Background: The direct impact of atherosclerotic lesions in coronary vessels on the occurrence of atrial fibrillation (AF) in patients without a history of acute myocardial ischemia, myocardial infarction, or revascularization procedures remains largely unknown.

Aims: We aimed to assess the risk and predictors of new-onset AF in patients with coronary atherosclerosis confirmed by coronary computed tomography angiography (CCTA).

Methods: We included consecutive patients referred for CCTA who had been observed and diagnosed with new-onset AF over 10 years.

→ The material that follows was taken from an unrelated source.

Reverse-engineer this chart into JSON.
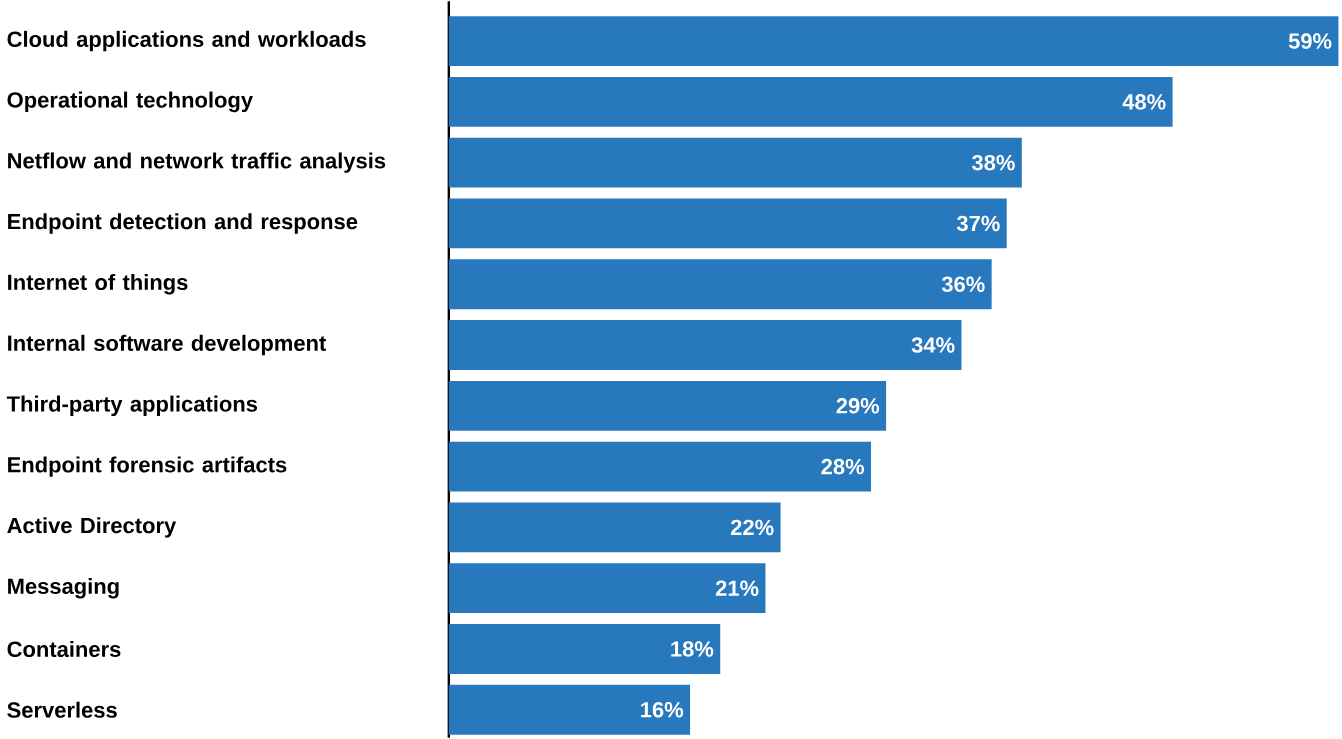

Results: Of the 549 patients enrolled in the study, 208 (37.9%) were diagnosed with atherosclerotic lesions in the coronary vessels, and 63 (11.5%) developed AF during the 10 years of follow-up. AF patients were older (61.8 [10.4] years vs. 58.3 [9.2] years; P = 0.005), had enlarged left atrium in the anteroposterior dimension (38.2 [7.2] mm vs. 34.4 [5.4] mm; P <0.001), and had thickened interventricular septum (12.3 [2.0] mm vs. 11.0 [2.1] mm; P <0.001). We also found a significant correlation between the occurrence of AF in patients with coronary atherosclerotic lesions and with increased thickness of the interventricular septum relative to the posterior wall of the left ventricle (P = 0.017).

Conclusions: Our data indicate an association between coronary atherosclerosis and greater AF risk in patients with increased thickness of the interventricular septum relative to the posterior wall of the left ventricle. This finding suggests that by using CCTA, we can predict which patients are at higher risk of developing AF.